会長コラム“展望”

若い人たちに伝えたいこと

2013/12/28

個人的価値観

新年おめでとうございます。

本年もよろしくお願いいたします。

先日、2015年度の新卒採用の合同説明会で、企業側のスピーカーとして参加させていただく機会があった。本来は優秀な人材を採用するべく会社の魅力を伝え、学生たちに興味を持っていただくような話をしなくてはならないのだが、若い諸君を見ていると自らの学生時代を思い出してしまった。そこで直前になってテーマを変え、学生時代の思い出話を含めて、これからの時代に社会に巣立っていく若者たちにどのような心構えが必要かというとても個人的な意見を話させてもらった。終わってみると短い時間のスピーチがその話ばかりになってしまい、会社の宣伝がほとんどできなかったのは痛手だったが、筆者の話に共感していただけた学生がいたので、結果的には良かったと思う。

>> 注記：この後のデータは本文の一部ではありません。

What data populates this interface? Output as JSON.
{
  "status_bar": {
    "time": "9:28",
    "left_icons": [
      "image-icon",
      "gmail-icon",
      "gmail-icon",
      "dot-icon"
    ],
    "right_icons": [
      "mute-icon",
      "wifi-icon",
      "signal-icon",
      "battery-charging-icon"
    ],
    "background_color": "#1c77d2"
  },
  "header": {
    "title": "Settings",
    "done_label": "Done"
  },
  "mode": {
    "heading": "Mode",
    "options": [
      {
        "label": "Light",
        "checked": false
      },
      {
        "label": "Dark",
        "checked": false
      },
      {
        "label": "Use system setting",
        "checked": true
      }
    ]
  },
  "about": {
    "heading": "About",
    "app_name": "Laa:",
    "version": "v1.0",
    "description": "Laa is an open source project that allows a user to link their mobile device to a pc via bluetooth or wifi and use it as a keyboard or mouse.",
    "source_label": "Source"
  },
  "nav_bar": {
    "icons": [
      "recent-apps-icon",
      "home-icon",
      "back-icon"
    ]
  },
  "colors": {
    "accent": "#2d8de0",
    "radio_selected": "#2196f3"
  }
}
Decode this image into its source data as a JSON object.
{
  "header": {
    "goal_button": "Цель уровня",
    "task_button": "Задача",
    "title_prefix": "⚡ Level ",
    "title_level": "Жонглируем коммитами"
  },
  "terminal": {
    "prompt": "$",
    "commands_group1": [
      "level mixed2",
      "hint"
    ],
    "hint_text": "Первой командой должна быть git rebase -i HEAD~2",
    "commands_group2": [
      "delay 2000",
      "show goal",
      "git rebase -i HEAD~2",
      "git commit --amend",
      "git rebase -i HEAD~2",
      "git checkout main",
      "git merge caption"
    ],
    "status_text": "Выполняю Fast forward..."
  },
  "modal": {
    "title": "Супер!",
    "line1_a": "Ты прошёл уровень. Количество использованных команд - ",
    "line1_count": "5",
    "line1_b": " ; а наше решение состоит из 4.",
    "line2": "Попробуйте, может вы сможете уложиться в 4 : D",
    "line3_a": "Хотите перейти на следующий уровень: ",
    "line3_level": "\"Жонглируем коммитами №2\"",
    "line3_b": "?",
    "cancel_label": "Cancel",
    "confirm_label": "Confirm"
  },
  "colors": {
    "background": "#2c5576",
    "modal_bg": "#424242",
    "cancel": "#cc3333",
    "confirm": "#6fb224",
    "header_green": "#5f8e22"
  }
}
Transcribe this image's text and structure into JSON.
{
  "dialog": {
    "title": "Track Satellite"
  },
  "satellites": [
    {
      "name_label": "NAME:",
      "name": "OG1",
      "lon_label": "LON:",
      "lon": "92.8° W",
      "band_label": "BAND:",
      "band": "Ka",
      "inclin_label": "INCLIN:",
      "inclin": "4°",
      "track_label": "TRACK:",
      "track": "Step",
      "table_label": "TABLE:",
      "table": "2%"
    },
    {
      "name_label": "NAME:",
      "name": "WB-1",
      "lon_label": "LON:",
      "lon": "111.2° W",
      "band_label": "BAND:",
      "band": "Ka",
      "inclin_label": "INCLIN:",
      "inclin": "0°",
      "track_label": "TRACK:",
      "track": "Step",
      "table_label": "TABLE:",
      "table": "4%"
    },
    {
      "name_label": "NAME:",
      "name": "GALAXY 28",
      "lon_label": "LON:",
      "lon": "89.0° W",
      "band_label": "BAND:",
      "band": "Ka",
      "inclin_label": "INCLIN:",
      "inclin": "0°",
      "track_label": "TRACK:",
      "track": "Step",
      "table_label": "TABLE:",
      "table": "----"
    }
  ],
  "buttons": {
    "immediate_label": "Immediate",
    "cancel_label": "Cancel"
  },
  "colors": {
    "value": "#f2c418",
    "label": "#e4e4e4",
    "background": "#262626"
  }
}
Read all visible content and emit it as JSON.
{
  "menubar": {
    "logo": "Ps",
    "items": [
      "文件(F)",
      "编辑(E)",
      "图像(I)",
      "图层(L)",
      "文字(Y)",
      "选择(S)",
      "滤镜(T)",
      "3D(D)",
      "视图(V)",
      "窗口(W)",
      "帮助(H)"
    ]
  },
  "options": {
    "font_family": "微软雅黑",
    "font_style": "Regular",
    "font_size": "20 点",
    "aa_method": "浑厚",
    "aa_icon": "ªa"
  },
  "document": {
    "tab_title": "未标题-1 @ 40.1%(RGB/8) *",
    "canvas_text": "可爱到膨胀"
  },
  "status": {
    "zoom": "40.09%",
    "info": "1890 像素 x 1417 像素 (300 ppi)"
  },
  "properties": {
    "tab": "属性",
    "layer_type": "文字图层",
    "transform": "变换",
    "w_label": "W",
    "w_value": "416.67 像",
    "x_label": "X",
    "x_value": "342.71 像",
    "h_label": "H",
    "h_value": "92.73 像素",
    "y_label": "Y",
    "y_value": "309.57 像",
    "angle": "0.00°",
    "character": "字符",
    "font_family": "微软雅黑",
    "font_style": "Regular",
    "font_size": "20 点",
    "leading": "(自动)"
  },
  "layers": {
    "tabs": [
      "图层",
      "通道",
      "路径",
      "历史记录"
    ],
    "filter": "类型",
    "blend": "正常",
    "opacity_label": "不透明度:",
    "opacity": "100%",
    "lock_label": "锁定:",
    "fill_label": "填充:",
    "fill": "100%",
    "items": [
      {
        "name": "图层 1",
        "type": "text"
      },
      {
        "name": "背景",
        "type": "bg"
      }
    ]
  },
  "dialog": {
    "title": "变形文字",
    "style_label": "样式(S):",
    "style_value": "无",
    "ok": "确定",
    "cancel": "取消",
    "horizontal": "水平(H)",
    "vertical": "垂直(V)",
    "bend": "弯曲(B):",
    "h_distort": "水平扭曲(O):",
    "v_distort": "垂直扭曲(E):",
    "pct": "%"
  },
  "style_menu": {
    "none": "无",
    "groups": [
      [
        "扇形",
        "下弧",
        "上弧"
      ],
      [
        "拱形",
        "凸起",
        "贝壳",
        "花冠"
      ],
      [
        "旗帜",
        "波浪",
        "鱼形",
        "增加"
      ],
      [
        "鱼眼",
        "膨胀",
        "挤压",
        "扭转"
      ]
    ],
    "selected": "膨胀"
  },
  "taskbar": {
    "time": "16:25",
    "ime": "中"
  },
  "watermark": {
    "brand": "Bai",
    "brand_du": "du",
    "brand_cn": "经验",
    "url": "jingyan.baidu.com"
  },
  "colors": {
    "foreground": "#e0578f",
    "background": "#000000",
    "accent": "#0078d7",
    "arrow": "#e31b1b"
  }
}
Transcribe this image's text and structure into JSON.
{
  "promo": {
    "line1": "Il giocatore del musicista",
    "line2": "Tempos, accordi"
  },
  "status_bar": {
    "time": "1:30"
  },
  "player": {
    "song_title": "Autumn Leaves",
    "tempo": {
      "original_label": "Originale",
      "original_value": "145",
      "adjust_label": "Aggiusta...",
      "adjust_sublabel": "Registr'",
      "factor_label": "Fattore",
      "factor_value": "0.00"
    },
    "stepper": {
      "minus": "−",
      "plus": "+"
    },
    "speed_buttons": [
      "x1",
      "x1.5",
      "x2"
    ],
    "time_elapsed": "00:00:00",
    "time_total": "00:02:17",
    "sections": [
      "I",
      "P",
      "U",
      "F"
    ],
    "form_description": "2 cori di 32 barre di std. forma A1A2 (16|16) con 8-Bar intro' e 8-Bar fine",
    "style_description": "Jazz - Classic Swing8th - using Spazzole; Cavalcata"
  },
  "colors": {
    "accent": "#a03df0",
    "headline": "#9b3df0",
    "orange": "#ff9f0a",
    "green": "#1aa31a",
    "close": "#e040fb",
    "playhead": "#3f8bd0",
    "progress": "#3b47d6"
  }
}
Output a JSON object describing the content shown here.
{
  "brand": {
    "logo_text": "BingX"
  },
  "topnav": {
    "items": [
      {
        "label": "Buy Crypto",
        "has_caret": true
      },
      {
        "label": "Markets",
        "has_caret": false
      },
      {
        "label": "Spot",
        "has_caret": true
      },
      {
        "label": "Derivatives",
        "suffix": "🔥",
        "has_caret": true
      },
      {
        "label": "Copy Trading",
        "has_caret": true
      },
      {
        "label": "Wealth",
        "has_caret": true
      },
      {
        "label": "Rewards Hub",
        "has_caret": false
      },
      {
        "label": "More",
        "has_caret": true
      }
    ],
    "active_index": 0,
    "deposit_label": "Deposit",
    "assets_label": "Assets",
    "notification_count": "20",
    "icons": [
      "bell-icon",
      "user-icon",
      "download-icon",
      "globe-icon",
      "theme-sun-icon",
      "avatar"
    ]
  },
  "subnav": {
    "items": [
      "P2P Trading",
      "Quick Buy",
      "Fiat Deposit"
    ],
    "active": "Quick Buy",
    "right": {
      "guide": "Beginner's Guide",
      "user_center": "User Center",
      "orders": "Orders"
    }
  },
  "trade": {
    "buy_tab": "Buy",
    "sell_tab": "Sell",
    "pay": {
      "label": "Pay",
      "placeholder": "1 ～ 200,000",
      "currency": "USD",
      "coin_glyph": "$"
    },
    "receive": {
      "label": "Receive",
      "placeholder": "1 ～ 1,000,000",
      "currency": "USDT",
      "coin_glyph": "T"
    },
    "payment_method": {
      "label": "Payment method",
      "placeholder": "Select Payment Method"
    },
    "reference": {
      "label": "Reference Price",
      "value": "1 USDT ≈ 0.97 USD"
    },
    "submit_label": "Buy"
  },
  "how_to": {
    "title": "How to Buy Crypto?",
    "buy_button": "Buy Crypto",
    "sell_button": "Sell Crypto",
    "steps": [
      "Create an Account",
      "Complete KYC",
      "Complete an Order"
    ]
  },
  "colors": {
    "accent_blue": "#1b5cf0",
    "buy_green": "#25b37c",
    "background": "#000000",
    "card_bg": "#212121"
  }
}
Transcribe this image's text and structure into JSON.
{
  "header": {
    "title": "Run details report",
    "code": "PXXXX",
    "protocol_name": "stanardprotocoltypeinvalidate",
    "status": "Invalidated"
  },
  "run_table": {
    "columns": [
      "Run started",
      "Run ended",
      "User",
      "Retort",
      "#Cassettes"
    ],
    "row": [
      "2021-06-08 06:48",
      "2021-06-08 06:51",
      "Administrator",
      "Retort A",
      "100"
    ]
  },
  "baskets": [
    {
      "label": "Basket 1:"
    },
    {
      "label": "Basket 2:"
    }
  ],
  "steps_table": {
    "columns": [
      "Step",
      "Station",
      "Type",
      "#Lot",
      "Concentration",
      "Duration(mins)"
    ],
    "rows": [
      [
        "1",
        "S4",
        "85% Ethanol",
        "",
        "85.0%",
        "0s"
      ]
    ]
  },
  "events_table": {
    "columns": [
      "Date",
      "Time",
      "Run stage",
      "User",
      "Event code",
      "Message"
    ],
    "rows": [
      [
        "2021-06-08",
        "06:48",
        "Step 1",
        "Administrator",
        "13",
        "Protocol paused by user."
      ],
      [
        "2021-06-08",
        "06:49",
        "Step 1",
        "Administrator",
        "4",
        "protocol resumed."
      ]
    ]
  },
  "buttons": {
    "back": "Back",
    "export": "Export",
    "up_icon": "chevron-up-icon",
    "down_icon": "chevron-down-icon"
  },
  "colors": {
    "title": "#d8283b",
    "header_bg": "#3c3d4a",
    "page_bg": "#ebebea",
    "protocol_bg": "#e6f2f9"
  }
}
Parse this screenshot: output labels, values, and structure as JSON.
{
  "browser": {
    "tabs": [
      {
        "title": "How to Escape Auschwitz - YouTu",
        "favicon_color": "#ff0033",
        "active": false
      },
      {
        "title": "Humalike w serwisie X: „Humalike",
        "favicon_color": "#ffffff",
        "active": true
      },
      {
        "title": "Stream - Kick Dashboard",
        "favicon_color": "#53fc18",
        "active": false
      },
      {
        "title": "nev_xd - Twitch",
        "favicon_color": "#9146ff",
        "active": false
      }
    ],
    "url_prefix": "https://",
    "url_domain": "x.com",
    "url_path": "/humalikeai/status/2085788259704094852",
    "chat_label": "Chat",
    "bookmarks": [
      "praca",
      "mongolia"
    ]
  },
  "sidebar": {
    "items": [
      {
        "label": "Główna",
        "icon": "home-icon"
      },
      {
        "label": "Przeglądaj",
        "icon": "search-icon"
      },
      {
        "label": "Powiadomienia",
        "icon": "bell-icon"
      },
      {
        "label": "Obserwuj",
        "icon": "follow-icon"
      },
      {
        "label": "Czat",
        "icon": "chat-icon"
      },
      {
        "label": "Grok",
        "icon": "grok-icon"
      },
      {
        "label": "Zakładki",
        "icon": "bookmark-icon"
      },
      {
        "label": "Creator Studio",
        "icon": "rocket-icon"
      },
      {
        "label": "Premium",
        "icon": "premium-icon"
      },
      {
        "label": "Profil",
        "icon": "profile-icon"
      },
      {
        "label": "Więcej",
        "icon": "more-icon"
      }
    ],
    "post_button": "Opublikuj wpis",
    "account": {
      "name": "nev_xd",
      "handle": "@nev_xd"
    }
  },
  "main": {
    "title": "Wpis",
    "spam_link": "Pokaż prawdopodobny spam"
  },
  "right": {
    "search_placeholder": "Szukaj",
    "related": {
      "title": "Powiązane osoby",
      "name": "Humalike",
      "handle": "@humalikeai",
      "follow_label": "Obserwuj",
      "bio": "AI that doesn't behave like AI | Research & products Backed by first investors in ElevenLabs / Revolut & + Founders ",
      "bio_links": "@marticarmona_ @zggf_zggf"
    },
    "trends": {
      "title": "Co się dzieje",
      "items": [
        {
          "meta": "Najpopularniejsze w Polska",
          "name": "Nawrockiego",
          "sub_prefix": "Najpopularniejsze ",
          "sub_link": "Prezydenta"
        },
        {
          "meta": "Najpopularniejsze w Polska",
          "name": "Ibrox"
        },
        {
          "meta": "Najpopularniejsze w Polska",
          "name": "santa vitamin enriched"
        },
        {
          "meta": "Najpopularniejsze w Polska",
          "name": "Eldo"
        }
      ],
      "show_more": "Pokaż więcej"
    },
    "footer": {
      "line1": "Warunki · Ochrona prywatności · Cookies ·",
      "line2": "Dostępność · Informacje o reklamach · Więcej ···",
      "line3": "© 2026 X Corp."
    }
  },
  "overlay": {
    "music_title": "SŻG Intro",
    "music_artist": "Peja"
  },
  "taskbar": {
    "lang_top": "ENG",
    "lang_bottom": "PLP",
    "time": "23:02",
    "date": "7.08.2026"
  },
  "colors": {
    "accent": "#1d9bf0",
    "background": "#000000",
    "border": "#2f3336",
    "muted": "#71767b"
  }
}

わたしが大学を卒業したのが1986年。この時期、企業の採用意欲はとても旺盛であったので、ほとんどの同世代の仲間は就職活動に苦労しなかった。そして多くは都市銀行、生損保、商社や大手メーカーなどの大手企業に就職していった。なかでも都市銀行の採用意欲はとりわけ旺盛で、私の大学時代の仲間の多くが就職したように記憶している。今でこそ、都市銀行はわずか4行になってしまったが、当時は13行もあって日本経済の中での存在感はとても大きなものだった。しかし、バブル経済が行き詰まり、1990年代後半から2000年代の前半には破たんしたり、吸収・合併によって生き残りを計るといった事態が相次いだ。吸収や合併が行われた銀行では重複するエリアにある店舗は統廃合され、重複するバックオフィス機能は、1つに集約された。その過程で、多くの有能な人材が浪費されてしまったであろうことは想像に難くない。

さらに時計の針を四分の一世紀戻してみよう。筆者が生まれたのは1963年。このころ米国ではカラーテレビが普及し、RCAやGE、ゼニス・エレクトロニクスなど20もの米国内のメーカーがしのぎを削っていた。しかしその後は、松下電器産業やソニーをはじめとする日本や欧州の企業にどんどん浸食され、1990年代には米国内のメーカーはすべて市場から撤退してしまった。RCAはGEに買収され、事業はフランスのトムソンに売却された。ゼニス・エレクトロニクスは韓国のLGに買収された。さて、松下(パナソニック)やソニーなどアメリカのテレビメーカーをことごとく駆逐した日本の家電メーカーではあったが、それから数十年たった今、世界シェアはサムソンやLGに奪われてしまい、日本の大手家電メーカーは全く存在感を示すことができない立場に陥っている。

結局、企業あるいは事業は社会に向けてさまざまなニーズを生み出し、あるいはニーズに応えることにより大きく成長する。しかし、社会は常に変化しているわけで、ニーズが減ったり、なくなったり、あるいは供給が激化するなどの事態は常に起こってくる。結果として変化に対応しきれない企業は淘汰の憂き目に遭う。企業や事業はそこで働く個人を幸福にしてくれるわけではないのだ。

そして現代におけるIT化やグローバル化は、このような社会の変化のスピードを加速化させている。つい最近まで携帯電話において圧倒的な世界シェアを誇っていたノキアは、スマホ化という世界のメガトレンドに取り残され、マイクロソフトに買収されてしまった。ブラックベリーで一世を風靡したリサーチインモーションも、同様に今では身売り先を探す立場になってしまった。

社会の変化が激しくなる中で、事業や企業の賞味期限はどんどん短くなっているのだ。一方で、若者は20代の前半で社会に出て、おおよそ半世紀は仕事によって生活の糧を得ていかなくてはならない。今のわが国の年金財政を鑑みれば、若者が年金を支給されるようになるのは、きっと70代の半ばだろう。長期化する個人の就業期間に対して、企業や事業の賞味期限はどんどん短くなっている。そんな中では、生涯を1つの会社で過ごすことができる人はレアケースになるわけだ。終身雇用は実質的に死語となるのだ。

つまり、これからの社会で生き抜くためには、会社に依存しない個人になるしか手立てはない。自らが、半世紀という長期にわたって生き抜くために、どんな武器を持つべきか、その武器はどんなキャリアから得られるのか、現代の若者は真剣に考えなくてはならないのだ。

会社の説明や宣伝なんかをするよりも、まずはわが国の若者が直面するこの事実を伝えなくてはならない。結果的に企業説明会としては機能しなかったけれど、就職説明会を通して、このことを伝えていきたい、そのように確信したいい機会だった。歳を取るといろんな役目を負わされるものである。